Sollte Putin tatsächlich militärisch weiter unter Druck geraten, könnte eine Situation eintreten, wie sie von Außenminister Lawrow immer wieder ins Gespräch gebracht wird. Falls Putin in seinem Wahnsinn einen Atomschlag führen, dann müsste er, so die bisherige Doktrin, damit rechnen, dass ein ebenso vernichtender Schlag auf Moskau geführt wird. Nur – diese Doktrin bestand aus dem Konzept der Abschreckung und basierte auf der Annahme, dass schon keine der beiden Seiten so verrückt sein könnte, durch einen solchen Doppelschlag ganze Erdteile zu vernichten.

Westliche Experten halten einen russischen Atomschlag für unwahrscheinlich, „denn dann müsste Putin ja mit einer Antwort auf Russland rechnen“. Und was ist, wenn das Putin egal ist? So, wie es Hitler 1945 egal war, dass ganz Deutschland zerstört wurde und im letzten Kriegsjahr Millionen Zivilisten und Soldaten in einem bereits längst verlorenen Krieg ums Leben kamen?

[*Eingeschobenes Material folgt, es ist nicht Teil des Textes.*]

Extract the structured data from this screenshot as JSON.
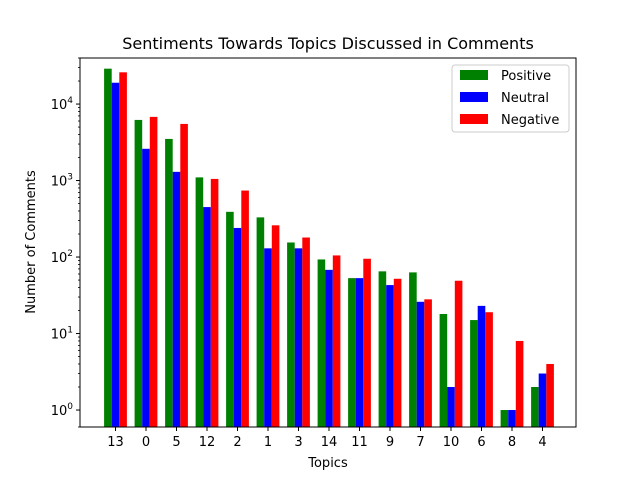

Abgesehen davon, dass fraglich ist, ob der Westen technisch in der Lage wäre, in so kurzer Zeit zu antworten (die Zeit, die eine solche russische Rakete in die europäischen Hauptstädte braucht, beträgt zwischen 2 und 3 Minuten), würde ein solcher „Doppelschlag“ in beide Richtungen unvorstellbare Folgen haben, Millionen Menschenleben kosten und Europa auf Jahrzehnte hinaus unbewohnbar machen. „Russland aber auch“, entgegnen die „Experten“. Daher nochmal die Frage: Und wenn das Putin egal ist? Wenn Putin den finalen Showdown einer Niederlage und einer eventuellen Inhaftierung in Den Haag vorzieht?

Der Westen steht also vor einer Situation, die es so bisher noch nicht gab. Denn beim Szenario „russischer Atomschlag – westlicher Gegenschlag“ würde sich der Westen daran beteiligen müssen, große Teile Europas und Russlands zu vernichten. Das klingt allerdings eher nach kollektivem Selbstmord als nach Abschreckung.

Seit dem II. Weltkrieg haben wir uns durch die atomare Aufrüstung in eine Sackgasse manövriert. Die atomare Aufrüstung hatte nur scheinbar ein Gleichgewicht geschaffen, faktisch wurde die ultimative Bedrohung Europas und der Welt geschaffen. Die Vorstellung, dass der Ukraine-Krieg bis zum Ende mit konventionellen Waffen geführt wird, ist blauäugig. Zwar gibt es vor dem Atomschlag noch Zwischenstufen, nämlich die nicht viel weniger gefährlichen biologischen und chemischen Waffen, doch ist die Gefahr, dass es zu einem Atomschlag kommen könnte, leider völlig real.

Dass in einer solchen Bedrohungslage Politiker wie Alexander Graf Lambsdorff Menschen, die für Abrüstung und Frieden demonstrieren, als „Putins 5. Kolonne“ diffamiert, ist unglaublich. Diejenigen, die sich heute auf dem Sofa oder hinter dem Bildschirm als Kriegstreiber aufführen, sollten wenigstens an dieses Szenario denken. Denn sollte Putin merken, dass er seinen Krieg verliert, wird er nicht auf den Einsatz seines atomaren Arsenals verzichten. In einer solchen Situation hätten wir dann zwei bis drei Minuten Zeit, uns zu überlegen, wie wir reagieren, wohin wir versuchen uns zu retten und dann schnell zu sterben. Vielleicht sollte man doch noch einmal alle diplomatischen Wege ausloten, diese Situation anders aufzulösen. Ansonsten könnte alles ziemlich schnell gehen.